Vaccines (Basel). 2025 Jul 23;13(8):783. doi: 10.3390/vaccines13080783.
: Swine influenza A virus (swIAV), a prevalent respiratory pathogen in porcine populations, poses substantial economic losses to global livestock industries and represents a potential threat to public health security. Neuraminidase (NA) has been proposed as an important component for universal influenza vaccine development. NA has potential advantages as a vaccine antigen in providing cross-protection, with specific antibodies that have a broad binding capacity for heterologous viruses. In this study, we evaluated the immunogenicity and protective efficacy of a tetrameric recombinant NA subunit vaccine in a swine model. : We constructed and expressed structurally stable soluble tetrameric recombinant NA (rNA) and prepared subunit vaccines by mixing with ISA 201 VG adjuvant. The protective efficacy of rNA-ISA 201 VG was compared to that of a commercial whole inactivated virus vaccine. Pigs received a prime-boost immunization (14-day interval) followed by homologous viral challenge 14 days post-boost. : Both rNA-ISA 201 VG and commercial vaccine stimulated robust humoral responses. Notably, the commercial vaccine group exhibited high viral-binding antibody titers but very weak NA-specific antibodies, whereas rNA-ISA 201 VG immunization elicited high NA-specific antibody titers alongside substantial viral-binding antibodies. Post-challenge, both immunization with rNA-ISA 201 VG and the commercial vaccine were effective in inhibiting viral replication, reducing viral load in porcine respiratory tissues, and effectively mitigating virus-induced histopathological damage, as compared to the PBS negative control. : These findings found that the anti-NA immune response generated by rNA-ISA 201 VG vaccination provided protection comparable to that of a commercial inactivated vaccine that primarily induces an anti-HA response. Given that the data are derived from one pig per group, there is a requisite to increase the sample size for more in-depth validation. This work establishes a novel strategy for developing next-generation SIV subunit vaccines leveraging NA as a key immunogen.
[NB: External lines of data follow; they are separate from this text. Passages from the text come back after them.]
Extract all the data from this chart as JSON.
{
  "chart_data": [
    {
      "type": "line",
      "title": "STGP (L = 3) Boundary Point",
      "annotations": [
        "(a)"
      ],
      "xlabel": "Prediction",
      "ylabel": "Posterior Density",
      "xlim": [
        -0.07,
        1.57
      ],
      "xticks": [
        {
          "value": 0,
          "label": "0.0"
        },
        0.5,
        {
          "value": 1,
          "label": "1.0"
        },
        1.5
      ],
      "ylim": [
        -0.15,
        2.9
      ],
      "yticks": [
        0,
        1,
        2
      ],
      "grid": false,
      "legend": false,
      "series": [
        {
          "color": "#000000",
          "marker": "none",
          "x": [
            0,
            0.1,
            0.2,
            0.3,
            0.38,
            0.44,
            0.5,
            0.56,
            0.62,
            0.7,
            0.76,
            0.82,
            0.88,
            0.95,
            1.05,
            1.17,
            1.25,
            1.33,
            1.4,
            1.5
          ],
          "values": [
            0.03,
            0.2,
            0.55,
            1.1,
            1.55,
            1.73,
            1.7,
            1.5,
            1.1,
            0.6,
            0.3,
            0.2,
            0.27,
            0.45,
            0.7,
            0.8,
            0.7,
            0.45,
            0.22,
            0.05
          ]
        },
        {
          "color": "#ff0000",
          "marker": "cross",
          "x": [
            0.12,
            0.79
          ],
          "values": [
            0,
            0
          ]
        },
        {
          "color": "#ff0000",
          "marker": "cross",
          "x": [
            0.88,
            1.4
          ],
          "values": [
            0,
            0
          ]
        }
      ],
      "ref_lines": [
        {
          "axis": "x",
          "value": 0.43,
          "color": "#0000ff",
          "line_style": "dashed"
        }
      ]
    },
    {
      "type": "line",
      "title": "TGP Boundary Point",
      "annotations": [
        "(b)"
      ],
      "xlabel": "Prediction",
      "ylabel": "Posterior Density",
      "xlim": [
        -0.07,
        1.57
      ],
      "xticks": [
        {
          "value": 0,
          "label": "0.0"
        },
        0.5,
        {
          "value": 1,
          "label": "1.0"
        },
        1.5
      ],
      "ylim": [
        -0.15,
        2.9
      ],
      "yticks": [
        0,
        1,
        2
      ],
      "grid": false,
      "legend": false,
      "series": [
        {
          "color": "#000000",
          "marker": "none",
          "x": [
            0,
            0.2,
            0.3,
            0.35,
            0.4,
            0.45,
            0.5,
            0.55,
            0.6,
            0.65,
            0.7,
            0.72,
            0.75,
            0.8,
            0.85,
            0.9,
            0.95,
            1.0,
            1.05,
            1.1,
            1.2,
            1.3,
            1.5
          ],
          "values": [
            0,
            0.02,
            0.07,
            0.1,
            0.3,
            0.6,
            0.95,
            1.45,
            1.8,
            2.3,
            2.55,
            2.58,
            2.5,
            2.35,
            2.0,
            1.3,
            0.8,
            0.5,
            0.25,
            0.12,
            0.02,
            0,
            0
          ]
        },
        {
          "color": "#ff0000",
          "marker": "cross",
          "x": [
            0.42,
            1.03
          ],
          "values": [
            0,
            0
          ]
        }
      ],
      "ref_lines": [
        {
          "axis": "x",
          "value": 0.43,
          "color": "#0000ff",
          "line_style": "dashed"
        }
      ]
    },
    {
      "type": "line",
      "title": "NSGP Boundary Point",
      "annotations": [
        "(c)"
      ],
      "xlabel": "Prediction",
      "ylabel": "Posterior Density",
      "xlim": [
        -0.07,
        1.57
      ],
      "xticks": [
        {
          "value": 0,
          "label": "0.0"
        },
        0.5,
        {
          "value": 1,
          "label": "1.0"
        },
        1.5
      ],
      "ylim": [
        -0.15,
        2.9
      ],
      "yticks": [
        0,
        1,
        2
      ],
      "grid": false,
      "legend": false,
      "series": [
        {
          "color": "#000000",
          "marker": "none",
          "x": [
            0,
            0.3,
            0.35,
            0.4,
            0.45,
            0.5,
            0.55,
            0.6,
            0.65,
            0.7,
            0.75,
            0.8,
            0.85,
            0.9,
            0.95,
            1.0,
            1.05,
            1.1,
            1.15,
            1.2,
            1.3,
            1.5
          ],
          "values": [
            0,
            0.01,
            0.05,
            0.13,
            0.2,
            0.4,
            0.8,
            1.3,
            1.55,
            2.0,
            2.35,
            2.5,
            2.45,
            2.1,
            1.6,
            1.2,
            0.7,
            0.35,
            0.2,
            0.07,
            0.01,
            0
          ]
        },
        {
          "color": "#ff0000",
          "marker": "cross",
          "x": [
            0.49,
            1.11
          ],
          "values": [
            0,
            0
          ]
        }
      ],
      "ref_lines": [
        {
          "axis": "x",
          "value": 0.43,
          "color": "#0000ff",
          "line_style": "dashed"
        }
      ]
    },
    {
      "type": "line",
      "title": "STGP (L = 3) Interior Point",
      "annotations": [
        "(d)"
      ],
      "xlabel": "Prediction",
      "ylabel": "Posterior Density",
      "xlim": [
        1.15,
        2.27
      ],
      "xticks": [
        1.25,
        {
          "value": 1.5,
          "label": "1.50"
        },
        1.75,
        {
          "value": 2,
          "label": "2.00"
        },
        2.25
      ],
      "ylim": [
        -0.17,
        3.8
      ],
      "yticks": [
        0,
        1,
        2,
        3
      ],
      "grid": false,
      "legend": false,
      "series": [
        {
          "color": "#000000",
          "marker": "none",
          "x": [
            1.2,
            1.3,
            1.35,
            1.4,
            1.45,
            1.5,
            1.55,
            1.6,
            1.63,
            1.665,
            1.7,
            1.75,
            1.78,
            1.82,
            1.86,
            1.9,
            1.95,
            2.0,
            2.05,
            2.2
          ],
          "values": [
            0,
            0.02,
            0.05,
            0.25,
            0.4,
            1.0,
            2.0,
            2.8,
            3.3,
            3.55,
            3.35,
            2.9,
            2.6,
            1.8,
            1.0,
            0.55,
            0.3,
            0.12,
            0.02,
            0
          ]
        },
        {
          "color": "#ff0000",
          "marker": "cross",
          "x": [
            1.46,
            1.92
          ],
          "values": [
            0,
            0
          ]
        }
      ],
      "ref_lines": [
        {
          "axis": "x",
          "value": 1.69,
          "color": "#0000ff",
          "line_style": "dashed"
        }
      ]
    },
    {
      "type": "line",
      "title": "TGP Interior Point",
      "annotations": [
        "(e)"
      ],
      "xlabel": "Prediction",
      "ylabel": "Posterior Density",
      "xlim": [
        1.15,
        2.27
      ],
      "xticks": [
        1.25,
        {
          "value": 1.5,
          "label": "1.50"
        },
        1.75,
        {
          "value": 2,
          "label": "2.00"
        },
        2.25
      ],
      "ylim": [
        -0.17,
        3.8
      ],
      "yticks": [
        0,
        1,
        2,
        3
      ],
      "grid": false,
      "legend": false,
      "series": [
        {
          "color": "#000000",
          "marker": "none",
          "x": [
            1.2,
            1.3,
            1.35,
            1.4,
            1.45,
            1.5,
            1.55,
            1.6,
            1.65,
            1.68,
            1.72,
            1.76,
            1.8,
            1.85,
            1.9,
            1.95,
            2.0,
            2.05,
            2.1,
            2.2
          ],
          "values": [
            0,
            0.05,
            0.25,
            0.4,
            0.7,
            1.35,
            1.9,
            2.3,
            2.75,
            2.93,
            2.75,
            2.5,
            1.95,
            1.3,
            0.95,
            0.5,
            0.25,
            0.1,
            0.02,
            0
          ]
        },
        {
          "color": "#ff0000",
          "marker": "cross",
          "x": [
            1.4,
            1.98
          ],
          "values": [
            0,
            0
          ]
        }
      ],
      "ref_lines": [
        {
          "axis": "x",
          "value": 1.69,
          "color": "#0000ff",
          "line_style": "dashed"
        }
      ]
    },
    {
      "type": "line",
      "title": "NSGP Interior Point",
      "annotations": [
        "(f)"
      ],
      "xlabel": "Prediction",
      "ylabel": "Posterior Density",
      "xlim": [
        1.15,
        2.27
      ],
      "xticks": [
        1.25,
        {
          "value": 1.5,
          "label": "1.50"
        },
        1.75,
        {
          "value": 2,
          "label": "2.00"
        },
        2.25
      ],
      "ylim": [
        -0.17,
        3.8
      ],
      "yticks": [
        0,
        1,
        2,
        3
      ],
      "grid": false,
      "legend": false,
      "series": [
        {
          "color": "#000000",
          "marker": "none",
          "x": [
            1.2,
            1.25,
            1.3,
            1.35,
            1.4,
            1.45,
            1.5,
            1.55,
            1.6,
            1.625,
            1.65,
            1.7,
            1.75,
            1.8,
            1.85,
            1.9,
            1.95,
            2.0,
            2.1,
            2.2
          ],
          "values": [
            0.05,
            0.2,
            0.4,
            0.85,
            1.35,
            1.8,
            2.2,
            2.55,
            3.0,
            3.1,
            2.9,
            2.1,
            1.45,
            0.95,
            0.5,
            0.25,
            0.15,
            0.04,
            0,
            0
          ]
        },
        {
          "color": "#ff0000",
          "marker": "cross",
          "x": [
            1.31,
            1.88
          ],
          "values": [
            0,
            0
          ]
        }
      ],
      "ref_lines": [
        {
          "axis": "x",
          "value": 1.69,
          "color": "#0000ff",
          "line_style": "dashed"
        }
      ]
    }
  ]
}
甲型猪流感病毒(swIAV)是猪群中一种普遍存在的呼吸道病原体,给全球畜牧业带来了巨大的经济损失,并对公共卫生安全构成潜在威胁。神经氨酸酶(NA)已被提议作为通用流感疫苗开发的重要组成部分。NA作为疫苗抗原具有潜在优势,可提供交叉保护,其特异性抗体对异源病毒具有广泛的结合能力。在本研究中,我们在猪模型中评估了四聚体重组NA亚单位疫苗的免疫原性和保护效果。
我们构建并表达了结构稳定的可溶性四聚体重组NA(rNA),并通过与ISA 201 VG佐剂混合制备了亚单位疫苗。将rNA-ISA 201 VG的保护效果与市售全病毒灭活疫苗进行了比较。猪接受了初次加强免疫(间隔14天),然后在加强免疫后14天进行同源病毒攻击。
rNA-ISA 201 VG和市售疫苗均刺激了强烈的体液反应。值得注意的是,市售疫苗组表现出高病毒结合抗体滴度,但NA特异性抗体非常弱,而rNA-ISA 201 VG免疫诱导了高NA特异性抗体滴度以及大量病毒结合抗体。攻击后,与PBS阴性对照相比,rNA-ISA 201 VG免疫和市售疫苗均能有效抑制病毒复制,降低猪呼吸道组织中的病毒载量,并有效减轻病毒诱导的组织病理学损伤。
这些发现表明,rNA-ISA 201 VG疫苗接种产生的抗NA免疫反应提供的保护与主要诱导抗HA反应的市售灭活疫苗相当。鉴于数据来自每组一头猪,有必要增加样本量以进行更深入的验证。这项工作建立了一种利用NA作为关键免疫原开发下一代SIV亚单位疫苗的新策略。